1. A mobile device, comprising

an imager; and

a CODEC resident on computer-readable media and configured to run on the imager, the CODEC receives as input uncompressed video data and produces video data in a compressed format;

wherein the output compressed video data is produced having the same quality and bit-rate and about a 40% reduction in the number of computational cycles per frame over a H.264 CODEC using the same imager.

2. The mobile device of claim 1, wherein the imager and CODEC process VGA video at 30 frames per second and produce a compressed data rate of less than 800,000 bits per second.

3. A video stream stored on a computer-readable medium and capable of producing a video sequence, the video stream comprising:

a group of pictures, wherein a first picture includes a sketch and a thumbnail and a second picture includes a reference thumbnail that is used to create a predicted thumbnail from the residual and motion vector.

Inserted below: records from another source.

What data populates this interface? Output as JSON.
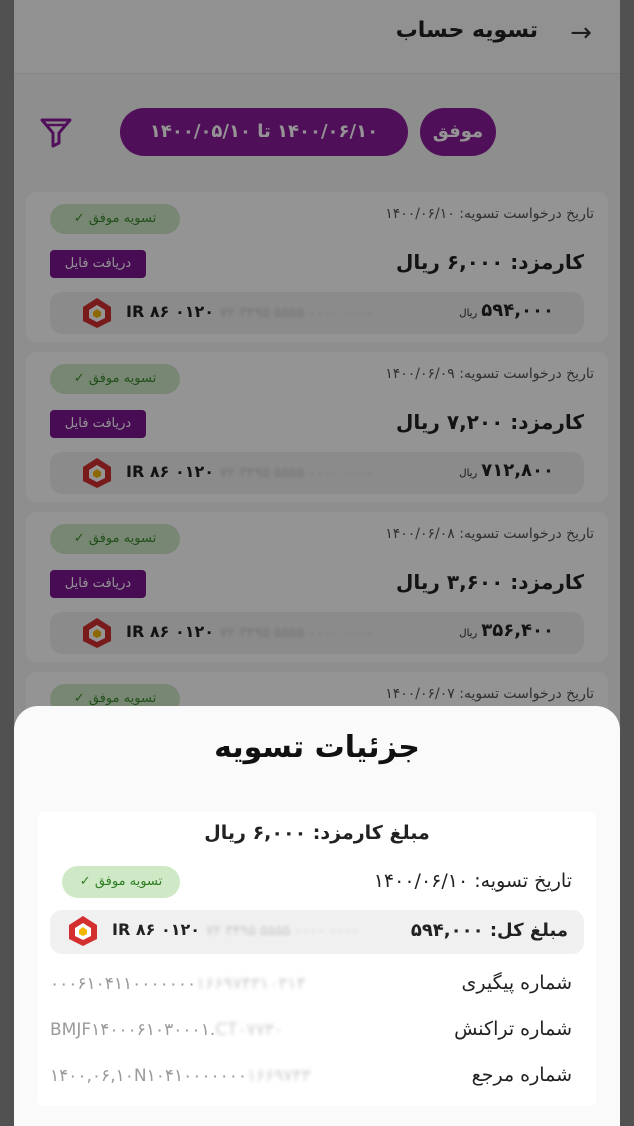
{
  "header": {
    "title": "تسویه حساب"
  },
  "filters": {
    "status": "موفق",
    "date_range": "۱۴۰۰/۰۶/۱۰ تا ۱۴۰۰/۰۵/۱۰"
  },
  "cards": [
    {
      "date": "تاریخ درخواست تسویه: ۱۴۰۰/۰۶/۱۰",
      "status": "تسویه موفق",
      "fee": "کارمزد: ۶,۰۰۰ ریال",
      "file_button": "دریافت فایل",
      "amount": "۵۹۴,۰۰۰",
      "currency": "ریال",
      "iban": "IR ۸۶ ۰۱۲۰",
      "iban_masked": "۷۲ ۳۴۹۵ ۵۵۵۵ ۰۰۰۰ ۰۰۰۰"
    },
    {
      "date": "تاریخ درخواست تسویه: ۱۴۰۰/۰۶/۰۹",
      "status": "تسویه موفق",
      "fee": "کارمزد: ۷,۲۰۰ ریال",
      "file_button": "دریافت فایل",
      "amount": "۷۱۲,۸۰۰",
      "currency": "ریال",
      "iban": "IR ۸۶ ۰۱۲۰",
      "iban_masked": "۷۲ ۳۴۹۵ ۵۵۵۵ ۰۰۰۰ ۰۰۰۰"
    },
    {
      "date": "تاریخ درخواست تسویه: ۱۴۰۰/۰۶/۰۸",
      "status": "تسویه موفق",
      "fee": "کارمزد: ۳,۶۰۰ ریال",
      "file_button": "دریافت فایل",
      "amount": "۳۵۶,۴۰۰",
      "currency": "ریال",
      "iban": "IR ۸۶ ۰۱۲۰",
      "iban_masked": "۷۲ ۳۴۹۵ ۵۵۵۵ ۰۰۰۰ ۰۰۰۰"
    },
    {
      "date": "تاریخ درخواست تسویه: ۱۴۰۰/۰۶/۰۷",
      "status": "تسویه موفق"
    }
  ],
  "sheet": {
    "title": "جزئیات تسویه",
    "fee": "مبلغ کارمزد: ۶,۰۰۰ ریال",
    "date": "تاریخ تسویه: ۱۴۰۰/۰۶/۱۰",
    "status": "تسویه موفق",
    "total": "مبلغ کل: ۵۹۴,۰۰۰",
    "iban": "IR ۸۶ ۰۱۲۰",
    "iban_masked": "۷۲ ۳۴۹۵ ۵۵۵۵ ۰۰۰۰ ۰۰۰۰",
    "tracking_label": "شماره پیگیری",
    "tracking_value": "۰۰۰۶۱۰۴۱۱۰۰۰۰۰۰۰",
    "tracking_masked": "۱۶۶۹۷۴۳۱۰۳۱۴",
    "txn_label": "شماره تراکنش",
    "txn_value": "BMJF۱۴۰۰۰۶۱۰۳۰۰۰۱.",
    "txn_masked": "CT۰۷۷۳۰",
    "ref_label": "شماره مرجع",
    "ref_value": "۱۴۰۰,۰۶,۱۰N۱۰۴۱۰۰۰۰۰۰۰",
    "ref_masked": "۱۶۶۹۷۴۳"
  },
  "colors": {
    "accent": "#8a1c9a",
    "success_bg": "#cfe9c7",
    "success_fg": "#3b8a2e"
  }
}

4. The video stream of claim 2, wherein a frame of the group of pictures consists of a sketch and an encoded thumbnail comprising the residual and motion vector, and wherein the sketch is a subband product of a wavelet transform.

5. A system for sending a video sequence over a network, comprising:

a first device having a processor configured to apply a transform to uncompressed video data to produce a thumbnail and a sketch, and then encode the thumbnail to produce a residual and motion vector portion of the thumbnail; and

a second device configured to transmit the encoded sketch, residual and motion vector over a network.